O Rio de Janeiro previsto pelo prefeito Pereira Passos era uma nova Paris, no entanto, para viabilizar seu sonho os pobres foram empurrados para os morros de onde surgiram as favelas. Favela, como se sabe, vem das favas, um tipo de feijão com gsoto de carne que eram plantados principalmente nesses morros por seus moradores. Seus habitantes costumavam vendê-las nas feiras na cidade, aliás, por causa das plantações no alto dos morros que veio o nome de uma das mais emblemáticas favelas da cidade, a Rocinha. Ou seja, tal fato demonstra que o morro e o asfalto estavam separados e ao mesmo tempo ligados.
Os imigrantes, principalmente do Nordeste, engrossam os barracões das favelas. A cidade, durante todo o século XX, por ser a capital, enche-se, melhor, incha-se. Mas esse inchamento não foi devidamente tratado pelas políticas públicas. Um grande exemplo pode ser a própria Cidade de Deus, construída para abrigar os moradores pobres do centro do então Estado da Guanabara que teriam suas terras originais tomadas para construir um belo condomínio residencial. Essa medida, diferente da de Pereira Passos (operada entre os anos de 1900 no Rio), foi feita nos anos 60 pelo governador da Guanabara Carlos Lacerda.
Correndo o risco de cair em generalizações, quase todos os governos cariocas parecem repetir a mesma atitude ambígua para com os morros: endossar sua ocupação e ao mesmo tempo desprezá-la. O morro deixou de ser tabu a pouco tempo. Na década de 30, quando o cineasta Humberto Mauro tentou filmar uma história sobre moradores do morro, foi preso e acusado de comunismo. Mesmo os diretores do Cinema Novo foram repreendidos pela própria população da cidade por mostrarem os morros em seus filmes, no entanto, eles contribuíram para a quebra desse tabu.
Os morros não representavam um perigo, apenas um inconveniente. Essa situação muda a partir dos anos 70 quando começam a surgir as primeiras organizações criminosas como o Comando Vermelho. Essas organizações, a partir dos anos 80, saem dos assaltos a bancos e entram em um negócio muito mais rendoso: o tráfico. Contudo, nesses primeiros anos, o Rio era apenas um entreposto comercial para a rota das drogas (a maioria ia para os EUA ou para a Europa). Mas pouco a pouco, a cidade passa a ser uma consumidora também, a tal ponto que o objetivo das drogas agora não são tanto os EUA, mas a própria cidade.

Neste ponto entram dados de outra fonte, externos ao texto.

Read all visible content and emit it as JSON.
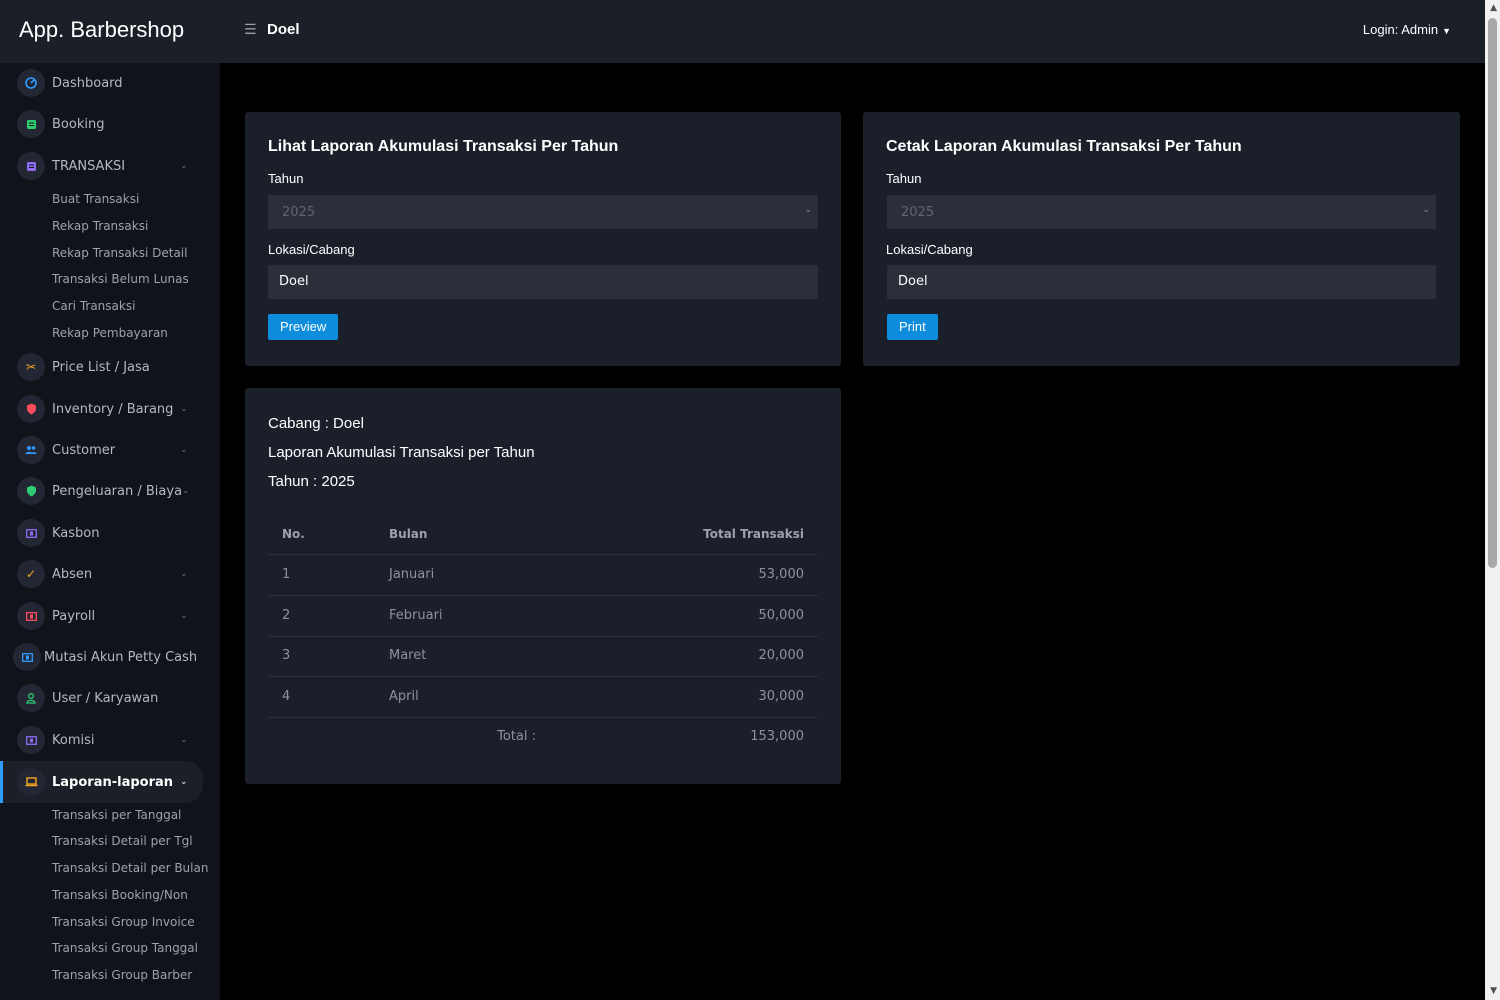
{
  "app": {
    "brand": "App. Barbershop",
    "page_title": "Doel",
    "login": "Login: Admin"
  },
  "sidebar": {
    "items": [
      {
        "label": "Dashboard",
        "icon": "dashboard-icon"
      },
      {
        "label": "Booking",
        "icon": "booking-icon"
      },
      {
        "label": "TRANSAKSI",
        "icon": "transaction-icon"
      },
      {
        "label": "Price List / Jasa",
        "icon": "scissors-icon"
      },
      {
        "label": "Inventory / Barang",
        "icon": "inventory-icon"
      },
      {
        "label": "Customer",
        "icon": "customer-icon"
      },
      {
        "label": "Pengeluaran / Biaya",
        "icon": "shield-icon"
      },
      {
        "label": "Kasbon",
        "icon": "kasbon-icon"
      },
      {
        "label": "Absen",
        "icon": "check-icon"
      },
      {
        "label": "Payroll",
        "icon": "payroll-icon"
      },
      {
        "label": "Mutasi Akun Petty Cash",
        "icon": "petty-cash-icon"
      },
      {
        "label": "User / Karyawan",
        "icon": "user-icon"
      },
      {
        "label": "Komisi",
        "icon": "komisi-icon"
      },
      {
        "label": "Laporan-laporan",
        "icon": "laptop-icon"
      }
    ],
    "transaksi_sub": [
      "Buat Transaksi",
      "Rekap Transaksi",
      "Rekap Transaksi Detail",
      "Transaksi Belum Lunas",
      "Cari Transaksi",
      "Rekap Pembayaran"
    ],
    "laporan_sub": [
      "Transaksi per Tanggal",
      "Transaksi Detail per Tgl",
      "Transaksi Detail per Bulan",
      "Transaksi Booking/Non",
      "Transaksi Group Invoice",
      "Transaksi Group Tanggal",
      "Transaksi Group Barber"
    ]
  },
  "view_card": {
    "title": "Lihat Laporan Akumulasi Transaksi Per Tahun",
    "year_label": "Tahun",
    "year_value": "2025",
    "location_label": "Lokasi/Cabang",
    "location_value": "Doel",
    "button": "Preview"
  },
  "print_card": {
    "title": "Cetak Laporan Akumulasi Transaksi Per Tahun",
    "year_label": "Tahun",
    "year_value": "2025",
    "location_label": "Lokasi/Cabang",
    "location_value": "Doel",
    "button": "Print"
  },
  "report": {
    "branch": "Cabang : Doel",
    "title": "Laporan Akumulasi Transaksi per Tahun",
    "year": "Tahun : 2025",
    "headers": {
      "no": "No.",
      "month": "Bulan",
      "total": "Total Transaksi"
    },
    "rows": [
      {
        "no": "1",
        "month": "Januari",
        "total": "53,000"
      },
      {
        "no": "2",
        "month": "Februari",
        "total": "50,000"
      },
      {
        "no": "3",
        "month": "Maret",
        "total": "20,000"
      },
      {
        "no": "4",
        "month": "April",
        "total": "30,000"
      }
    ],
    "total_label": "Total :",
    "total_value": "153,000"
  },
  "colors": {
    "accent": "#0d8ddb",
    "card_bg": "#1b1f29",
    "sidebar_bg": "#11131a"
  }
}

Agora, se me permitem, darei meu depoimento sobre a violência no Rio nos anos 90, porque foi neles em que eu fui criado. Na época não tinha nenhuma noção do que representava o tráfico, mas sabia muito bem associar as imagens dos bandidos e de seus ataques á violência. Na época sempre aparecia nos jornais o nome do Escadinha, um dos mais famosos membros do CV, responsável por uma fuga de helicóptero da cadeia de Ilha Grande. Além disso, haviam notícias sobre o Morro de Santa Marta a toda hora; muitas batidas policiais violentas foram documentadas ali. E havia ainda o espectro da Chacina de Vigário Geral. Mesmo não sabendo o que significava chacina já podia perceber que era uma palavra que mudava a expressão das pessoas instantaneamente.

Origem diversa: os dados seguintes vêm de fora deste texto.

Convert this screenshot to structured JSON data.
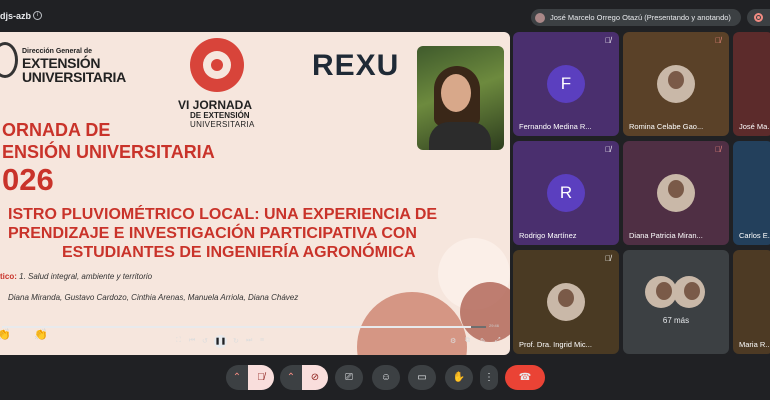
{
  "meeting": {
    "code": "djs-azb"
  },
  "presenter_chip": {
    "text": "José Marcelo Orrego Otazú (Presentando y anotando)"
  },
  "slide": {
    "org_line1": "Dirección General de",
    "org_line2": "EXTENSIÓN",
    "org_line3": "UNIVERSITARIA",
    "jornada_line1": "VI JORNADA",
    "jornada_line2": "DE EXTENSIÓN",
    "jornada_line3": "UNIVERSITARIA",
    "brand": "REXU",
    "title_line1": "ORNADA DE",
    "title_line2": "ENSIÓN UNIVERSITARIA",
    "title_line3": "026",
    "subtitle_line1": "ISTRO PLUVIOMÉTRICO LOCAL: UNA EXPERIENCIA DE",
    "subtitle_line2": "PRENDIZAJE E INVESTIGACIÓN PARTICIPATIVA CON",
    "subtitle_line3": "ESTUDIANTES DE INGENIERÍA AGRONÓMICA",
    "eje_label": "tico:",
    "eje_value": "1. Salud integral, ambiente y territorio",
    "authors": "Diana Miranda, Gustavo Cardozo, Cinthia Arenas, Manuela Arriola, Diana Chávez"
  },
  "playback": {
    "progress_fraction": 0.97,
    "time": "29:46"
  },
  "participants": [
    {
      "name": "Fernando Medina R...",
      "initial": "F"
    },
    {
      "name": "Romina Celabe Gao..."
    },
    {
      "name": "José Ma..."
    },
    {
      "name": "Rodrigo Martínez",
      "initial": "R"
    },
    {
      "name": "Diana Patricia Miran..."
    },
    {
      "name": "Carlos E..."
    },
    {
      "name": "Prof. Dra. Ingrid Mic..."
    },
    {
      "name": "Maria R..."
    }
  ],
  "more_tile": {
    "label": "67 más"
  },
  "colors": {
    "accent_red": "#c9332a",
    "end_call": "#ea4335",
    "letter_avatar": "#5b3fbf"
  },
  "icons": {
    "mic_off": "mic-off-icon",
    "camera_off": "camera-off-icon",
    "present": "present-screen-icon",
    "emoji": "emoji-icon",
    "captions": "captions-icon",
    "raise_hand": "hand-icon",
    "more": "more-vert-icon",
    "end_call": "call-end-icon"
  }
}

Esses são apenas alguns casos dos quais me lembro, mas existem muitos outros que tomei melhor conhecimento hoje, seja por curiosidade, seja por histórias da família. Mas uma coisa é interessante: essas notícias, pelo menos na minha memória, vinham sempre acompanhadas de denúncias de corrupção por parte dos políticos locais. Era a época de Luís Paulo Conde, Marcelo Alencar, César Maia, Leonel Brizola, Garotinho. A política também não ficava atrás: o secretário de segurança do Rio, Nilton Cerqueira, se tornou folclórico por matar Lamarca e pela criação da "medalha Bangue-Bangue", uma premiação para o policial que mais bandidos matasse.
Esse triste painel que peguei em minha infância e que acompanho desde então produziu em mim, e não só em mim como na maioria das pessoas que conheço, a desilusão com qualquer tipo de mudança na política e sociedade da cidade. A corrupção já havia se enraizado no poder público e na polícia, a ponto de se tornar, como muitos analistas dizem, cultural. Onde o Estado não estava, crescia o tráfico e a violência. As organizações criminosas se proliferaram: ADA, Comando Vermelho, traficantes independentes. Além, é claro, dos grupos de extermínio, mantidos por policiais, e as milícias.

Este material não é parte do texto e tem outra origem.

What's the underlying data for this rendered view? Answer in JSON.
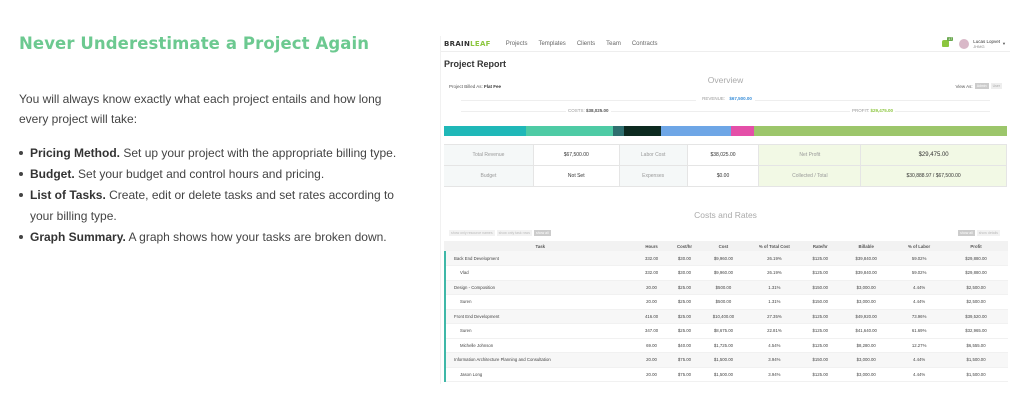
{
  "heading": "Never Underestimate a Project Again",
  "intro": "You will always know exactly what each project entails and how long every project will take:",
  "features": [
    {
      "title": "Pricing Method.",
      "text": "Set up your project with the appropriate billing type."
    },
    {
      "title": "Budget.",
      "text": "Set your budget and control hours and pricing."
    },
    {
      "title": "List of Tasks.",
      "text": "Create, edit or delete tasks and set rates according to your billing type."
    },
    {
      "title": "Graph Summary.",
      "text": "A graph shows how your tasks are broken down."
    }
  ],
  "app": {
    "logo_a": "BRAIN",
    "logo_b": "LEAF",
    "nav": [
      "Projects",
      "Templates",
      "Clients",
      "Team",
      "Contracts"
    ],
    "notification_count": "17",
    "user_name": "Lucas Lopvet",
    "user_company": "JHMG",
    "page_title": "Project Report",
    "billed_label": "Project Billed As:",
    "billed_value": "Flat Fee",
    "overview_title": "Overview",
    "view_as_label": "View As:",
    "view_as_options": [
      "Admin",
      "User"
    ],
    "revenue_label": "REVENUE:",
    "revenue_value": "$67,500.00",
    "costs_label": "COSTS:",
    "costs_value": "$38,025.00",
    "profit_label": "PROFIT:",
    "profit_value": "$29,475.00",
    "stats": {
      "total_revenue_label": "Total Revenue",
      "total_revenue_value": "$67,500.00",
      "labor_cost_label": "Labor Cost",
      "labor_cost_value": "$38,025.00",
      "net_profit_label": "Net Profit",
      "net_profit_value": "$29,475.00",
      "budget_label": "Budget",
      "budget_value": "Not Set",
      "expenses_label": "Expenses",
      "expenses_value": "$0.00",
      "collected_label": "Collected / Total",
      "collected_value": "$30,888.97 / $67,500.00"
    },
    "costs_rates_title": "Costs and Rates",
    "filters_left": [
      "show only resource names",
      "show only task rows",
      "show all"
    ],
    "filters_right": [
      "show all",
      "show details"
    ],
    "table_headers": [
      "Task",
      "Hours",
      "Cost/hr",
      "Cost",
      "% of Total Cost",
      "Rate/hr",
      "Billable",
      "% of Labor",
      "Profit"
    ],
    "rows": [
      {
        "type": "grp",
        "cells": [
          "Back End Development",
          "332.00",
          "$30.00",
          "$9,960.00",
          "26.19%",
          "$125.00",
          "$39,840.00",
          "59.02%",
          "$29,880.00"
        ]
      },
      {
        "type": "sub",
        "cells": [
          "Vlad",
          "332.00",
          "$30.00",
          "$9,960.00",
          "26.19%",
          "$125.00",
          "$39,840.00",
          "59.02%",
          "$29,880.00"
        ]
      },
      {
        "type": "grp",
        "cells": [
          "Design - Composition",
          "20.00",
          "$25.00",
          "$500.00",
          "1.31%",
          "$150.00",
          "$3,000.00",
          "4.44%",
          "$2,500.00"
        ]
      },
      {
        "type": "sub",
        "cells": [
          "Suren",
          "20.00",
          "$25.00",
          "$500.00",
          "1.31%",
          "$150.00",
          "$3,000.00",
          "4.44%",
          "$2,500.00"
        ]
      },
      {
        "type": "grp",
        "cells": [
          "Front End Development",
          "416.00",
          "$25.00",
          "$10,400.00",
          "27.35%",
          "$125.00",
          "$49,920.00",
          "73.96%",
          "$39,520.00"
        ]
      },
      {
        "type": "sub",
        "cells": [
          "Suren",
          "347.00",
          "$25.00",
          "$8,675.00",
          "22.81%",
          "$125.00",
          "$41,640.00",
          "61.69%",
          "$32,965.00"
        ]
      },
      {
        "type": "sub",
        "cells": [
          "Michelle Johnson",
          "69.00",
          "$40.00",
          "$1,725.00",
          "4.54%",
          "$125.00",
          "$8,280.00",
          "12.27%",
          "$6,555.00"
        ]
      },
      {
        "type": "grp",
        "cells": [
          "Information Architecture Planning and Consultation",
          "20.00",
          "$75.00",
          "$1,500.00",
          "3.94%",
          "$150.00",
          "$3,000.00",
          "4.44%",
          "$1,500.00"
        ]
      },
      {
        "type": "sub",
        "cells": [
          "Jason Long",
          "20.00",
          "$75.00",
          "$1,500.00",
          "3.94%",
          "$125.00",
          "$3,000.00",
          "4.44%",
          "$1,500.00"
        ]
      }
    ],
    "bar_segments": [
      {
        "color": "#1fb8b8",
        "share": 0.145
      },
      {
        "color": "#4ecba5",
        "share": 0.155
      },
      {
        "color": "#2f6f6f",
        "share": 0.02
      },
      {
        "color": "#0d2a20",
        "share": 0.065
      },
      {
        "color": "#6ea6e6",
        "share": 0.125
      },
      {
        "color": "#e44fa8",
        "share": 0.04
      },
      {
        "color": "#9cc66b",
        "share": 0.45
      }
    ]
  }
}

Nosso pessimismo dizia que uma mudança que viesse para solucionar o crime no Rio só viria quando a situação estivesse insustentável. A onda de violência em que a cidade mergulhou desde que as Unidades Pacificadoras da Polícia tomaram alguns bairros nos fez tremer, mas não imaginássemos que algo seria feito. Então, temos a tomada da favela do Cruzeiro e a imagem emblemática dos traficantes fugindo naquela estrada de terra. Logo depois a tomada do Complexo do Alemão. Confesso que tanques andando pela favela eram mais ou menos aquilo em que eu imaginava no dia que resolvessem acabar com o tráfico no Rio, tal o ponto de periculosidade e força atingira os traficantes.


A população cansada de guerra apoiava dessa vez os policiais e militares. Todos estão cansados desse status quo, de viver com medo, essa é a verdade. Nós tínhamos medo de demorar muito em nossas visitas aos parentes, preocupados em ser atacados por bandidos, policiais, quem quer que fosse. Toda semana notícias de mortes na Avenida Brasil, além das habituais vítimas, inocentes, nos tiroteios entre a polícia e os bandidos.
A tomada dessas favelas representou, especialmente para mim, um ato tão inesperado quanto o contato com extraterrestres. Recuperei um pouco da minha esperança nas mudanças, no entanto, minha desconfiança logo retornou. A imprensa mostrava uma luta do bem contra o mal, apareciam políticos discursando na tv sobre a necessidade de ser firme contra o crime. Alguns reconheciam que a tomada dos territórios do tráfico era apenas o primeiro passo. Concordo. O segundo passo é uma reestruturação desses territórios, tornar acessível educação e saúde á essas pessoas que sofreram tanto. O terceiro e o mais difícil seria uma reestruturação da própria política e da política, de forma a extirpar a corrupção de seus quadros. Ora sem esses dois passos o tráfico pode voltar facilmente, pois, não sejemos íngênuos, os traficantes foragidos ainda estão por aí e planejando.
Minha apatia, creio que seja algo que compartilho com a maioria dos cariocas, com a política e a polícia, me diz que o terceiro passo, e mesmo o segundo, estão muito longe de serem concretizados. Mas essa é uma hora para refletir nossos pessimismos, não só as atitudes do governo, mas de nós mesmo. Será que nossa apatia não permitiu a consolidação desse status quo também? Fica a pergunta.